EFF attorney Jennifer Lynch criticized both policies as too broad, infringing upon sensitive personal information and potentially deceptive and unethical.
The U.S. Citizenship and Immigration Services, which is part of DHS, started the “friending” policy to investigate whether subjects’ marriages are authentic and whether they passed other citizenship tests, Lynch said.
However, the memo makes no mention of what level of suspicion, if any, an agent is required to find before conducting such surveillance, leaving every applicant as a potential target, she said. Nor does the memo make clear that the DHS agents must reveal their affiliation or purpose.
This creates a possibility “that agents could actively deceive online users to infiltrate their social networks and monitor the activities of not only that user, but also the user’s friends, family, and other associates,” Lynch wrote.
In addition, the memo may skew investigations by taking certain joking or light-hearted information on a social site and blowing it out of proportion, she said.
“This memo suggests there’s nothing to prevent an exaggerated, harmless or even out-of-date offhand comment in a status update from quickly becoming the subject of a full citizenship investigation,” Lynch wrote.

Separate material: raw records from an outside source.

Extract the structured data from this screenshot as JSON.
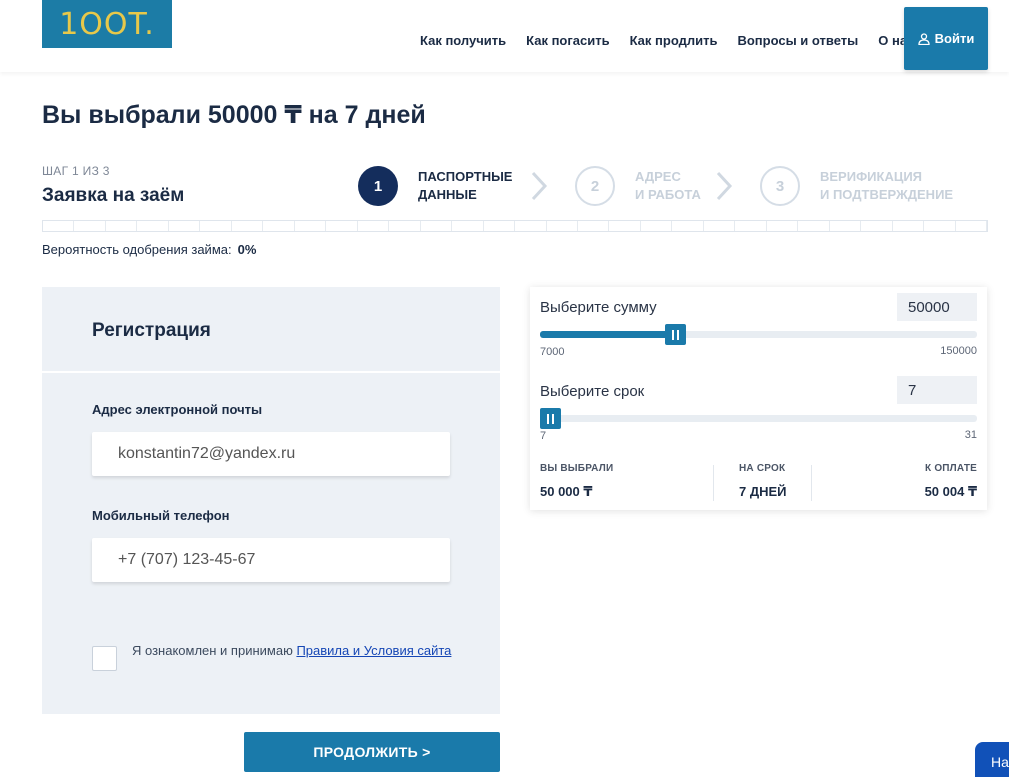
{
  "header": {
    "logo_text": "1OOT.",
    "nav": [
      "Как получить",
      "Как погасить",
      "Как продлить",
      "Вопросы и ответы",
      "О нас"
    ],
    "login_label": "Войти",
    "login_icon": "user-icon"
  },
  "page": {
    "title": "Вы выбрали 50000 ₸ на 7 дней"
  },
  "steps": {
    "counter": "ШАГ 1 ИЗ 3",
    "heading": "Заявка на заём",
    "items": [
      {
        "number": "1",
        "line1": "ПАСПОРТНЫЕ",
        "line2": "ДАННЫЕ",
        "active": true
      },
      {
        "number": "2",
        "line1": "АДРЕС",
        "line2": "И РАБОТА",
        "active": false
      },
      {
        "number": "3",
        "line1": "ВЕРИФИКАЦИЯ",
        "line2": "И ПОДТВЕРЖДЕНИЕ",
        "active": false
      }
    ],
    "progress_fraction": 0
  },
  "approval": {
    "label": "Вероятность одобрения займа:",
    "value": "0%"
  },
  "registration": {
    "title": "Регистрация",
    "email_label": "Адрес электронной почты",
    "email_value": "konstantin72@yandex.ru",
    "phone_label": "Мобильный телефон",
    "phone_value": "+7 (707) 123-45-67",
    "terms_text": "Я ознакомлен и принимаю ",
    "terms_link": "Правила и Условия сайта",
    "terms_checked": false
  },
  "continue_label": "ПРОДОЛЖИТЬ >",
  "calculator": {
    "amount_label": "Выберите сумму",
    "amount_value": "50000",
    "amount_min": "7000",
    "amount_max": "150000",
    "amount_fraction": 0.3,
    "term_label": "Выберите срок",
    "term_value": "7",
    "term_min": "7",
    "term_max": "31",
    "term_fraction": 0.0,
    "summary": [
      {
        "caption": "ВЫ ВЫБРАЛИ",
        "value": "50 000 ₸"
      },
      {
        "caption": "НА СРОК",
        "value": "7 ДНЕЙ"
      },
      {
        "caption": "К ОПЛАТЕ",
        "value": "50 004 ₸"
      }
    ]
  },
  "chat_label": "На",
  "colors": {
    "brand": "#1a7aaa",
    "dark": "#142d5c",
    "logo_gold": "#e7c84a"
  }
}
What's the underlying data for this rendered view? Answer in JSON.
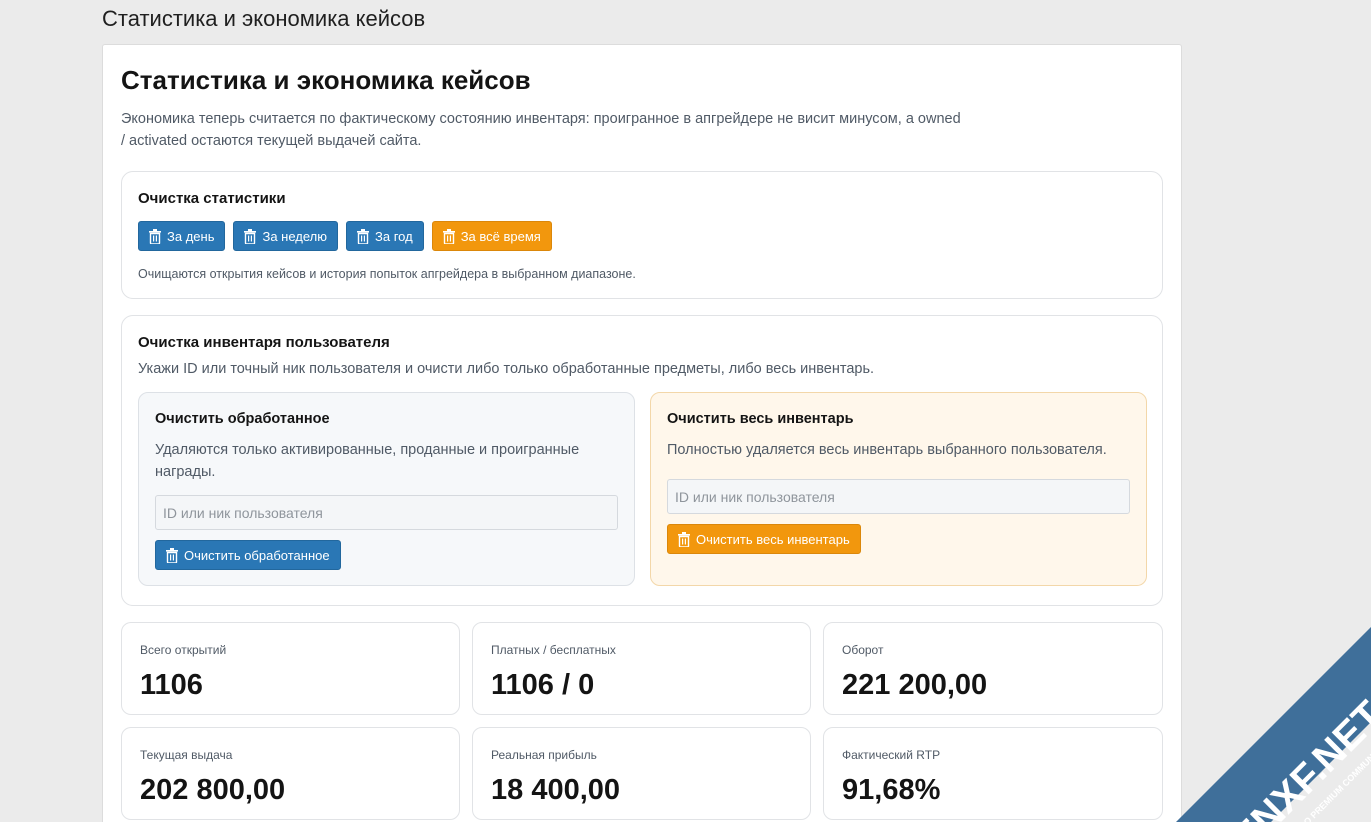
{
  "page_heading": "Статистика и экономика кейсов",
  "panel": {
    "title": "Статистика и экономика кейсов",
    "description": "Экономика теперь считается по фактическому состоянию инвентаря: проигранное в апгрейдере не висит минусом, а owned / activated остаются текущей выдачей сайта."
  },
  "clean_stats": {
    "title": "Очистка статистики",
    "buttons": [
      "За день",
      "За неделю",
      "За год",
      "За всё время"
    ],
    "hint": "Очищаются открытия кейсов и история попыток апгрейдера в выбранном диапазоне."
  },
  "clean_inventory": {
    "title": "Очистка инвентаря пользователя",
    "description": "Укажи ID или точный ник пользователя и очисти либо только обработанные предметы, либо весь инвентарь.",
    "processed": {
      "title": "Очистить обработанное",
      "description": "Удаляются только активированные, проданные и проигранные награды.",
      "placeholder": "ID или ник пользователя",
      "button": "Очистить обработанное"
    },
    "all": {
      "title": "Очистить весь инвентарь",
      "description": "Полностью удаляется весь инвентарь выбранного пользователя.",
      "placeholder": "ID или ник пользователя",
      "button": "Очистить весь инвентарь"
    }
  },
  "stats": [
    {
      "label": "Всего открытий",
      "value": "1106"
    },
    {
      "label": "Платных / бесплатных",
      "value": "1106 / 0"
    },
    {
      "label": "Оборот",
      "value": "221 200,00"
    },
    {
      "label": "Текущая выдача",
      "value": "202 800,00"
    },
    {
      "label": "Реальная прибыль",
      "value": "18 400,00"
    },
    {
      "label": "Фактический RTP",
      "value": "91,68%"
    }
  ],
  "watermark": {
    "main": "ENXF.NET",
    "sub": "XENFORO PREMIUM COMMUNITY"
  },
  "colors": {
    "blue_button": "#2a77b5",
    "orange_button": "#f2970d",
    "watermark_blue": "#3f6f9a"
  }
}
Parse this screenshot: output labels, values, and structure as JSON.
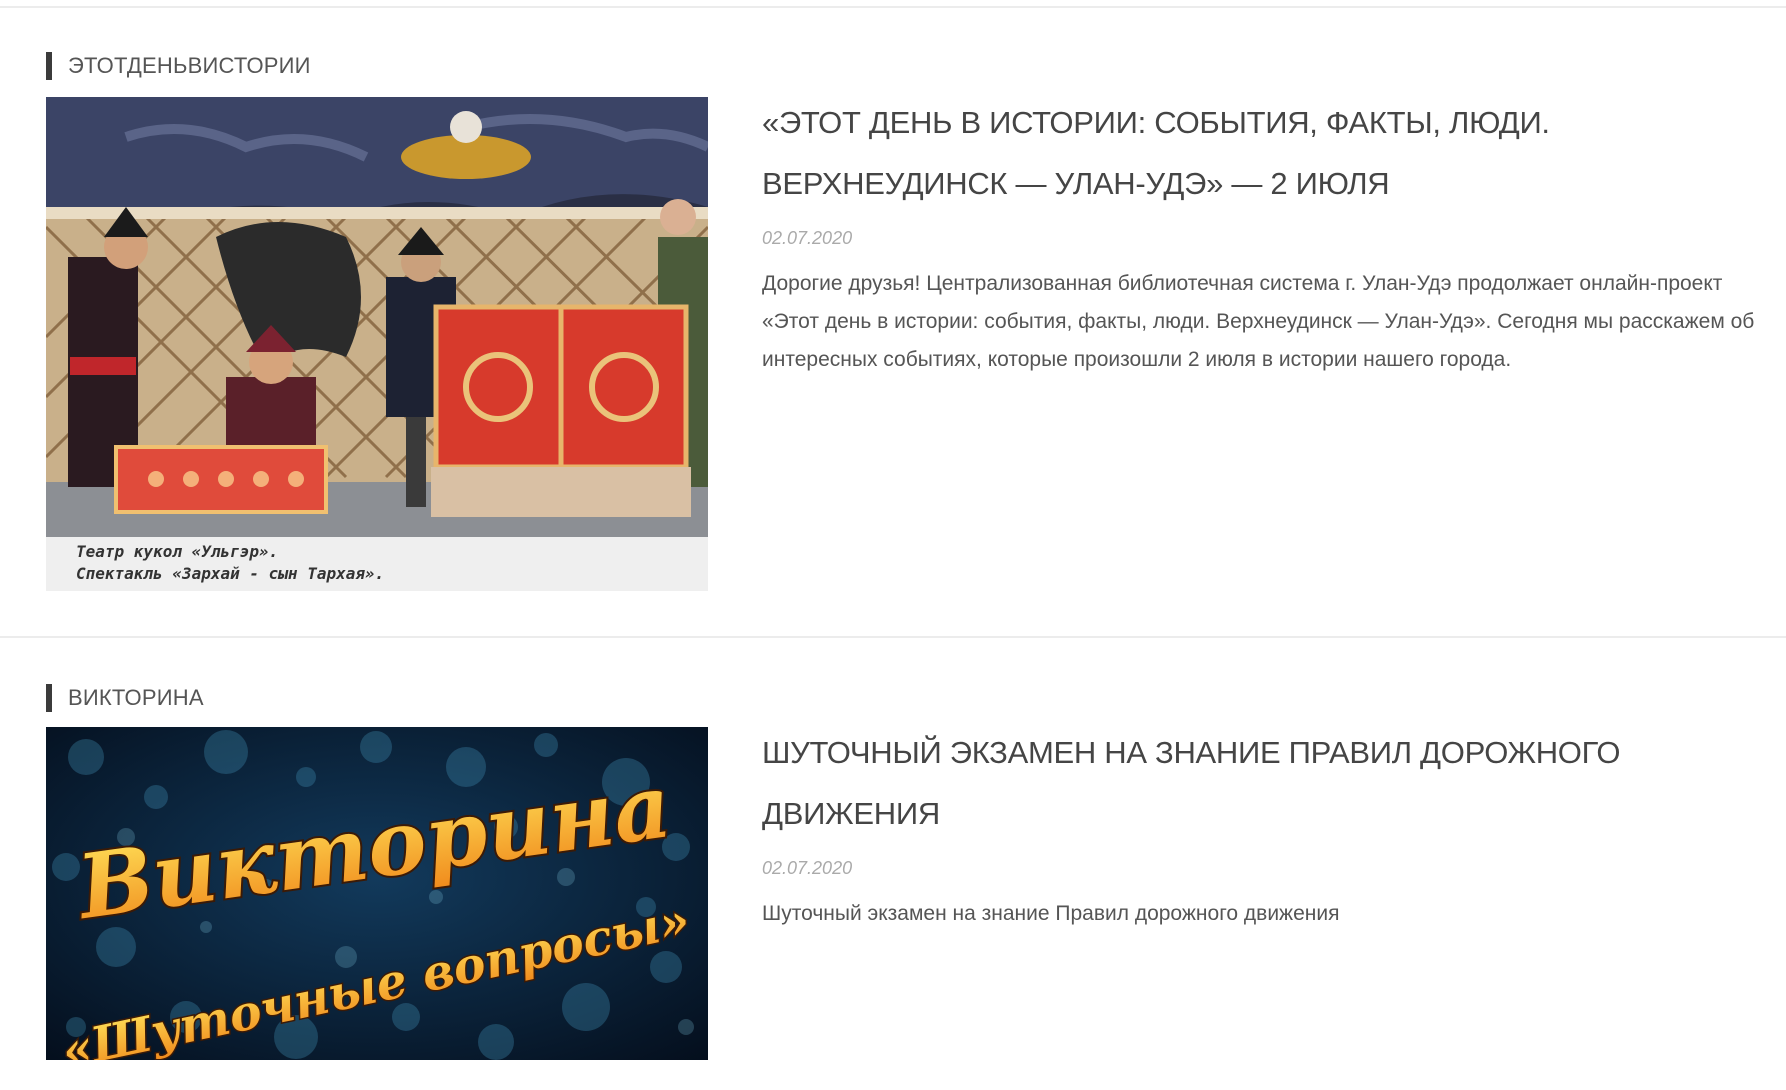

As for the “items of interest” collected for the social networking monitoring center, Lynch said the effort appeared to be massive in its scope, targeting numerous sites and large amounts of information. Targeted sites included Facebook, MySpace, Twitter, Flickr, Migente and BlackPlanet as well as news sites NPR and DailyKos.
“The breadth of sites targeted is concerning,” Lynch wrote. “DHS collected a massive amount of data on individuals and organizations explicitly tied to a political event.”
She also expressed concerned about protection of the personally identifiable information, which, under DHS policies, was scrubbed from the public data. But questions remain whether it was deleted permanently or has the potential of being reidentified, Lynch said.